1940年代にペニシリンが大量生産されるようになり、その後様々な抗菌薬が開発され、細菌感染症の治療は著しい進歩を遂げています。その一方で、メチシリン耐性黄色ブドウ球菌などの耐性菌の問題が、世界中で注目されるようになりました。

CDC(米国疾病対策センター)の報告によると、1992年では病院感染の原因菌としてのメチシリン耐性黄色ブドウ球菌の分離率は35.9%でしたが、2003年には59.5%にまで増加しています。また、腸球菌の28.5%がバンコマイシン耐腸球菌であることが報告されています。

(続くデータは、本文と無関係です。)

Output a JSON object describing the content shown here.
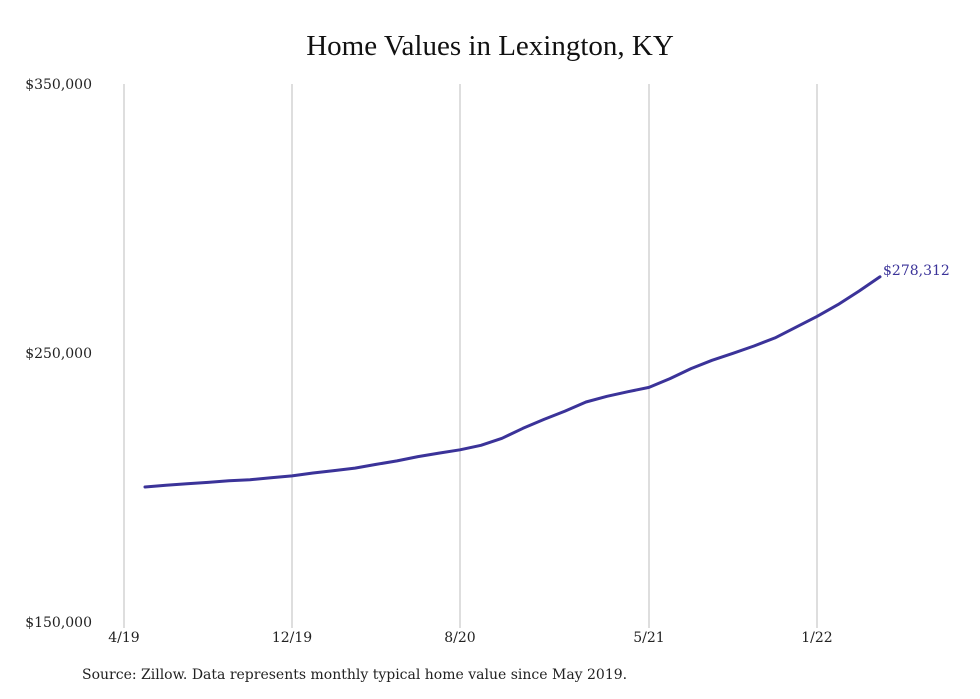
{
  "title": "Home Values in Lexington, KY",
  "source": "Source: Zillow. Data represents monthly typical home value since May 2019.",
  "chart_data": {
    "type": "line",
    "title": "Home Values in Lexington, KY",
    "xlabel": "",
    "ylabel": "",
    "x_tick_labels": [
      "4/19",
      "12/19",
      "8/20",
      "5/21",
      "1/22"
    ],
    "y_tick_labels": [
      "$150,000",
      "$250,000",
      "$350,000"
    ],
    "ylim": [
      150000,
      350000
    ],
    "grid": "vertical",
    "series": [
      {
        "color": "#3b3399",
        "x": [
          "5/19",
          "6/19",
          "7/19",
          "8/19",
          "9/19",
          "10/19",
          "11/19",
          "12/19",
          "1/20",
          "2/20",
          "3/20",
          "4/20",
          "5/20",
          "6/20",
          "7/20",
          "8/20",
          "9/20",
          "10/20",
          "11/20",
          "12/20",
          "1/21",
          "2/21",
          "3/21",
          "4/21",
          "5/21",
          "6/21",
          "7/21",
          "8/21",
          "9/21",
          "10/21",
          "11/21",
          "12/21",
          "1/22",
          "2/22",
          "3/22",
          "4/22"
        ],
        "values": [
          200200,
          200800,
          201400,
          201900,
          202500,
          202900,
          203600,
          204300,
          205400,
          206300,
          207200,
          208600,
          209900,
          211500,
          212800,
          214000,
          215700,
          218300,
          222000,
          225300,
          228400,
          231800,
          233900,
          235600,
          237200,
          240500,
          244200,
          247300,
          249900,
          252600,
          255600,
          259600,
          263600,
          268000,
          273000,
          278312
        ]
      }
    ],
    "end_label": "$278,312"
  }
}
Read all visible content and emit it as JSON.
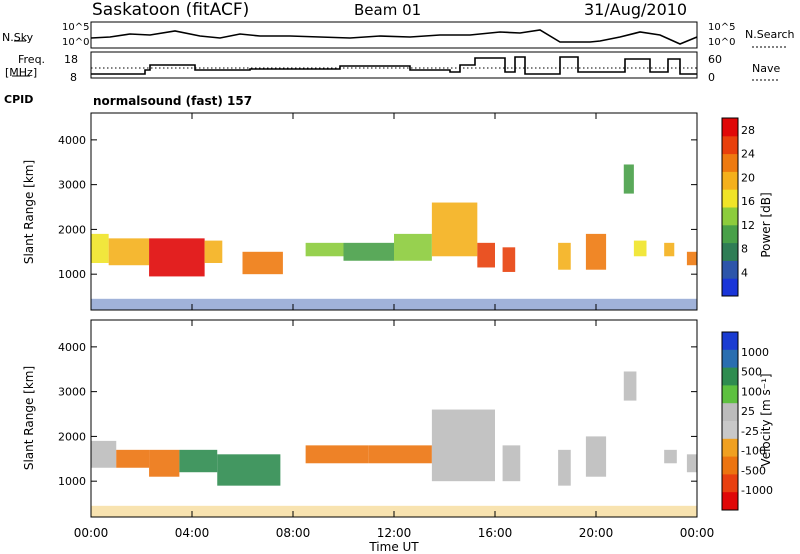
{
  "header": {
    "title": "Saskatoon (fitACF)",
    "beam": "Beam 01",
    "date": "31/Aug/2010"
  },
  "top_strips": {
    "nsky_label": "N.Sky",
    "nsky_ticks": [
      "10^5",
      "10^0"
    ],
    "nsearch_label": "N.Search",
    "nsearch_ticks": [
      "10^5",
      "10^0"
    ],
    "freq_label": "Freq.",
    "freq_unit": "[MHz]",
    "freq_ticks": [
      "18",
      "8"
    ],
    "nave_label": "Nave",
    "nave_ticks": [
      "60",
      "0"
    ],
    "cpid_label": "CPID",
    "cpid_value": "normalsound (fast) 157"
  },
  "colors": {
    "power_scale": [
      "#1a35d8",
      "#2d55aa",
      "#2f7d55",
      "#48a048",
      "#8ccc3c",
      "#f0e428",
      "#f4b01c",
      "#ee7a10",
      "#e8400c",
      "#e00808"
    ],
    "velocity_scale": [
      "#1a3cd2",
      "#2a6eb0",
      "#2f8c50",
      "#5ec040",
      "#bcbcbc",
      "#c8c8c8",
      "#f0a020",
      "#ec7410",
      "#e84010",
      "#e00808"
    ]
  },
  "chart_data": [
    {
      "type": "heatmap",
      "name": "power",
      "xlabel": "",
      "ylabel": "Slant Range [km]",
      "ylim": [
        200,
        4600
      ],
      "yticks": [
        "1000",
        "2000",
        "3000",
        "4000"
      ],
      "colorbar_label": "Power [dB]",
      "colorbar_ticks": [
        "4",
        "8",
        "12",
        "16",
        "20",
        "24",
        "28"
      ],
      "colorbar_range": [
        0,
        30
      ],
      "blocks": [
        {
          "t0": 0.0,
          "t1": 0.7,
          "r0": 1250,
          "r1": 1900,
          "v": 16
        },
        {
          "t0": 0.7,
          "t1": 2.3,
          "r0": 1200,
          "r1": 1800,
          "v": 20
        },
        {
          "t0": 2.3,
          "t1": 4.5,
          "r0": 950,
          "r1": 1800,
          "v": 27
        },
        {
          "t0": 4.5,
          "t1": 5.2,
          "r0": 1250,
          "r1": 1750,
          "v": 18
        },
        {
          "t0": 6.0,
          "t1": 7.6,
          "r0": 1000,
          "r1": 1500,
          "v": 22
        },
        {
          "t0": 8.5,
          "t1": 10.0,
          "r0": 1400,
          "r1": 1700,
          "v": 12
        },
        {
          "t0": 10.0,
          "t1": 12.0,
          "r0": 1300,
          "r1": 1700,
          "v": 10
        },
        {
          "t0": 12.0,
          "t1": 13.5,
          "r0": 1300,
          "r1": 1900,
          "v": 14
        },
        {
          "t0": 13.5,
          "t1": 15.3,
          "r0": 1400,
          "r1": 2600,
          "v": 20
        },
        {
          "t0": 15.3,
          "t1": 16.0,
          "r0": 1150,
          "r1": 1700,
          "v": 25
        },
        {
          "t0": 16.3,
          "t1": 16.8,
          "r0": 1050,
          "r1": 1600,
          "v": 24
        },
        {
          "t0": 18.5,
          "t1": 19.0,
          "r0": 1100,
          "r1": 1700,
          "v": 20
        },
        {
          "t0": 19.6,
          "t1": 20.4,
          "r0": 1100,
          "r1": 1900,
          "v": 23
        },
        {
          "t0": 21.1,
          "t1": 21.5,
          "r0": 2800,
          "r1": 3450,
          "v": 11
        },
        {
          "t0": 21.5,
          "t1": 22.0,
          "r0": 1400,
          "r1": 1750,
          "v": 16
        },
        {
          "t0": 22.7,
          "t1": 23.1,
          "r0": 1400,
          "r1": 1700,
          "v": 20
        },
        {
          "t0": 23.6,
          "t1": 24.0,
          "r0": 1200,
          "r1": 1500,
          "v": 22
        }
      ]
    },
    {
      "type": "heatmap",
      "name": "velocity",
      "xlabel": "Time UT",
      "ylabel": "Slant Range [km]",
      "ylim": [
        200,
        4600
      ],
      "yticks": [
        "1000",
        "2000",
        "3000",
        "4000"
      ],
      "xticks": [
        "00:00",
        "04:00",
        "08:00",
        "12:00",
        "16:00",
        "20:00",
        "00:00"
      ],
      "xlim": [
        0,
        24
      ],
      "colorbar_label": "Velocity [m s⁻¹]",
      "colorbar_ticks": [
        "1000",
        "500",
        "100",
        "25",
        "-25",
        "-100",
        "-500",
        "-1000"
      ],
      "blocks": [
        {
          "t0": 0.0,
          "t1": 1.0,
          "r0": 1300,
          "r1": 1900,
          "v": 0
        },
        {
          "t0": 1.0,
          "t1": 2.3,
          "r0": 1300,
          "r1": 1700,
          "v": -150
        },
        {
          "t0": 2.3,
          "t1": 3.5,
          "r0": 1100,
          "r1": 1700,
          "v": -300
        },
        {
          "t0": 3.5,
          "t1": 5.0,
          "r0": 1200,
          "r1": 1700,
          "v": 300
        },
        {
          "t0": 5.0,
          "t1": 7.5,
          "r0": 900,
          "r1": 1600,
          "v": 100
        },
        {
          "t0": 8.5,
          "t1": 11.0,
          "r0": 1400,
          "r1": 1800,
          "v": -150
        },
        {
          "t0": 11.0,
          "t1": 13.5,
          "r0": 1400,
          "r1": 1800,
          "v": -300
        },
        {
          "t0": 13.5,
          "t1": 16.0,
          "r0": 1000,
          "r1": 2600,
          "v": 0
        },
        {
          "t0": 16.3,
          "t1": 17.0,
          "r0": 1000,
          "r1": 1800,
          "v": 0
        },
        {
          "t0": 18.5,
          "t1": 19.0,
          "r0": 900,
          "r1": 1700,
          "v": 0
        },
        {
          "t0": 19.6,
          "t1": 20.4,
          "r0": 1100,
          "r1": 2000,
          "v": 0
        },
        {
          "t0": 21.1,
          "t1": 21.6,
          "r0": 2800,
          "r1": 3450,
          "v": 0
        },
        {
          "t0": 22.7,
          "t1": 23.2,
          "r0": 1400,
          "r1": 1700,
          "v": 0
        },
        {
          "t0": 23.6,
          "t1": 24.0,
          "r0": 1200,
          "r1": 1600,
          "v": 0
        }
      ]
    }
  ]
}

日本においても、メチシリン耐性黄色ブドウ球菌が病院感染の重要な起因菌であると認識されてから15年以上が経過し、分離される黄色ブドウ球菌に対してメチシリン耐性黄色ブドウ球菌が占める割合は60〜70%と、米国同様に高い耐性率となっています。

これらのほかにも、多剤耐性緑膿菌、基質特異性拡張型β-ラクタマーゼ産生菌、多剤耐性アシネトバクターなどが注目すべき多剤耐性菌です。現在、米国における医療関連感染の70%は多剤耐性菌によると推定されています。